In this benchmark, we compare the performance of text summarization between EvaDB and MindsDB on CNN-DailyMail News.

1. Prepare dataset#

cd benchmark/text_summarization
bash download_dataset.sh

2. Using EvaDB to summarize the CNN DailyMail News#

Note

Install ray in your EvaDB virtual environment: pip install evadb[ray]

cd benchmark/text_summarization
python text_summarization_with_evadb.py

3. Using MindsDB to summarize the CNN DailyMail News#

Prepare sqlite database for MindsDB#

sqlite3 cnn_news_test.db
> .mode csv
> .import cnn_news_test.csv cnn_news_test
> .exit

Install MindsDB#

Follow the Setup for Source Code via pip to install mindsdb.

Note

At the time of this documentation, we need to manully pip install evaluate for huggingface model to work in MindsDB.

After the installation, we use mysql cli to connect to MindsDB. Replace the port number as needed.

mysql -h 127.0.0.1 --port 47335 -u mindsdb -p

Run Experiment#

Connect the sqlite database we created before.

CREATE DATABASE sqlite_datasource
WITH ENGINE = 'sqlite',
PARAMETERS = {
  "db_file": "cnn_news_test.db"
};

Create text summarization model and wait for its readiness.

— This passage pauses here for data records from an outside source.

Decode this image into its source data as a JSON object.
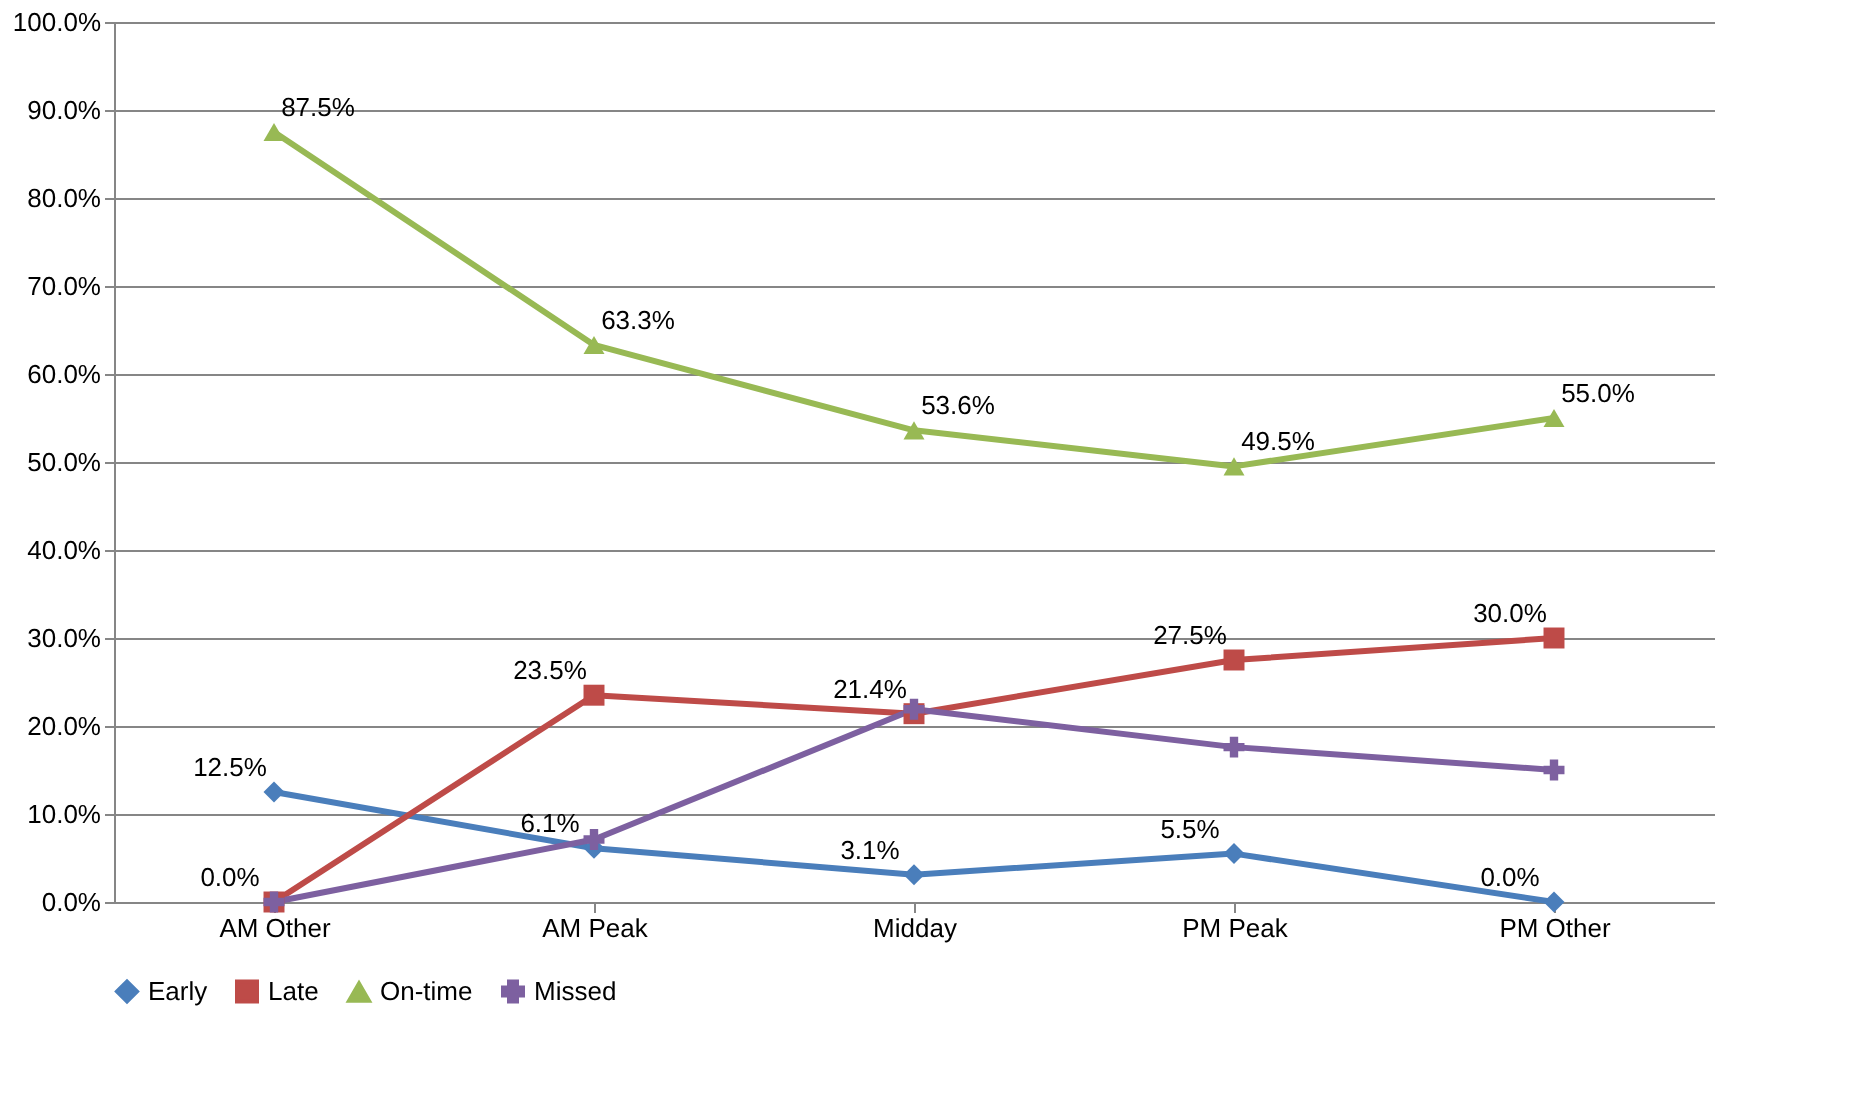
{
  "chart_data": {
    "type": "line",
    "categories": [
      "AM Other",
      "AM Peak",
      "Midday",
      "PM Peak",
      "PM Other"
    ],
    "series": [
      {
        "name": "Early",
        "color": "#4a7ebb",
        "marker": "diamond",
        "values": [
          12.5,
          6.1,
          3.1,
          5.5,
          0.0
        ],
        "value_labels": [
          "12.5%",
          "6.1%",
          "3.1%",
          "5.5%",
          "0.0%"
        ]
      },
      {
        "name": "Late",
        "color": "#be4b48",
        "marker": "square",
        "values": [
          0.0,
          23.5,
          21.4,
          27.5,
          30.0
        ],
        "value_labels": [
          "0.0%",
          "23.5%",
          "21.4%",
          "27.5%",
          "30.0%"
        ]
      },
      {
        "name": "On-time",
        "color": "#98b954",
        "marker": "triangle",
        "values": [
          87.5,
          63.3,
          53.6,
          49.5,
          55.0
        ],
        "value_labels": [
          "87.5%",
          "63.3%",
          "53.6%",
          "49.5%",
          "55.0%"
        ]
      },
      {
        "name": "Missed",
        "color": "#7d60a0",
        "marker": "cross",
        "values": [
          0.0,
          7.1,
          21.9,
          17.6,
          15.0
        ]
      }
    ],
    "ylim": [
      0,
      100
    ],
    "yticks": [
      {
        "value": 0,
        "label": "0.0%"
      },
      {
        "value": 10,
        "label": "10.0%"
      },
      {
        "value": 20,
        "label": "20.0%"
      },
      {
        "value": 30,
        "label": "30.0%"
      },
      {
        "value": 40,
        "label": "40.0%"
      },
      {
        "value": 50,
        "label": "50.0%"
      },
      {
        "value": 60,
        "label": "60.0%"
      },
      {
        "value": 70,
        "label": "70.0%"
      },
      {
        "value": 80,
        "label": "80.0%"
      },
      {
        "value": 90,
        "label": "90.0%"
      },
      {
        "value": 100,
        "label": "100.0%"
      }
    ],
    "grid": "y",
    "legend": "bottom",
    "line_style": "solid"
  }
}
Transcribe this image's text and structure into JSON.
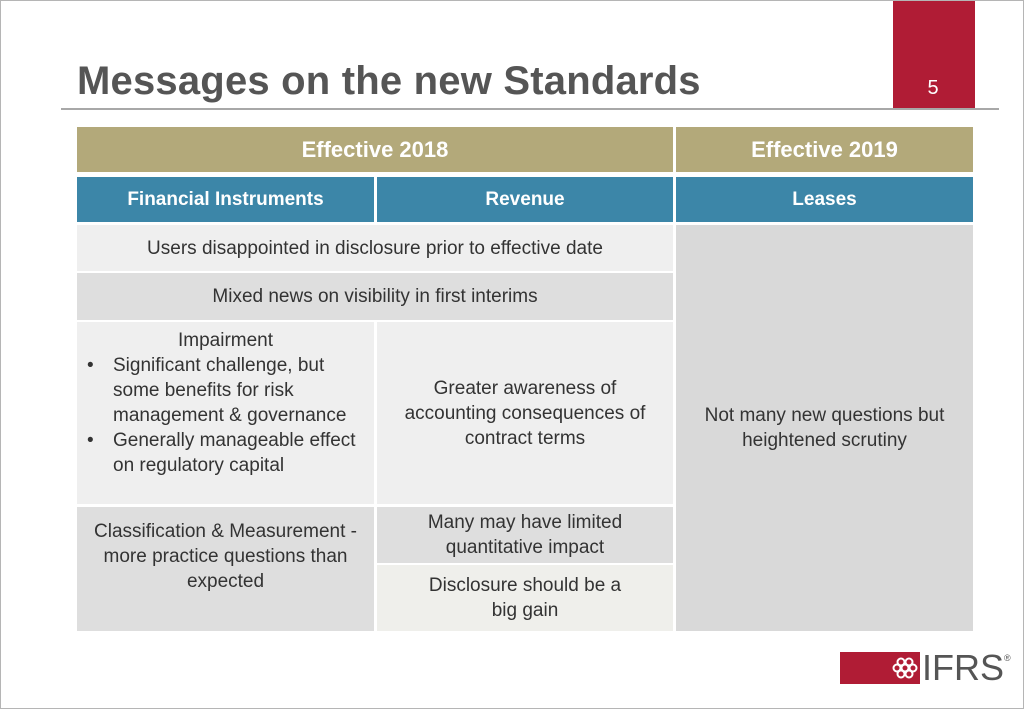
{
  "slide": {
    "title": "Messages on the new Standards",
    "page_number": "5"
  },
  "table": {
    "header_groups": [
      {
        "label": "Effective 2018"
      },
      {
        "label": "Effective 2019"
      }
    ],
    "columns": [
      {
        "label": "Financial Instruments"
      },
      {
        "label": "Revenue"
      },
      {
        "label": "Leases"
      }
    ],
    "rows": {
      "disclosure_prior": "Users disappointed in disclosure prior to effective date",
      "mixed_news": "Mixed news on visibility in first interims",
      "impairment": {
        "heading": "Impairment",
        "bullets": [
          "Significant challenge, but some benefits for risk management & governance",
          "Generally manageable effect on regulatory capital"
        ]
      },
      "greater_awareness": "Greater awareness of accounting consequences of contract terms",
      "classification": "Classification & Measurement - more practice questions than expected",
      "limited_impact": "Many may have limited quantitative impact",
      "disclosure_gain": "Disclosure should be a big gain",
      "leases_note": "Not many new questions but heightened scrutiny"
    }
  },
  "logo": {
    "text": "IFRS",
    "registered": "®",
    "icon": "ifrs-logo-icon",
    "color": "#b01c35"
  },
  "colors": {
    "accent_red": "#b01c35",
    "header_gold": "#b3a97a",
    "header_blue": "#3c86a8"
  }
}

CREATE MODEL mindsdb.hf_bart_sum_20
PREDICT PRED
USING
engine = 'huggingface',
task = 'summarization',
model_name = 'sshleifer/distilbart-cnn-12-6',
input_column = 'article',
min_output_length = 5,
max_output_length = 100;

DESCRIBE mindsdb.hf_bart_sum_20;

Use the model to summarize the CNN DailyMail news.

CREATE OR REPLACE TABLE sqlite_datasource.cnn_news_summary (
  SELECT PRED
  FROM mindsdb.hf_bart_sum_20
  JOIN sqlite_datasource.cnn_news_test
);

4. Experiment results#

Below are nubmers from a server with 56 Intel(R) Xeon(R) CPU E5-2690 v4 @ 2.60GHz and two Quadro P6000 GPU.

Text summarization with sshleifer/distilbart-cnn-12-6 on CNN-DailyMail News#

MindsDB

EvaDB (off-the-shelf)

EvaDB (full GPU utilization)

Time

4 hours 45 mins 47.56 secs

1 hour 9 mins 39.8 secs

42 mins 50.22 secs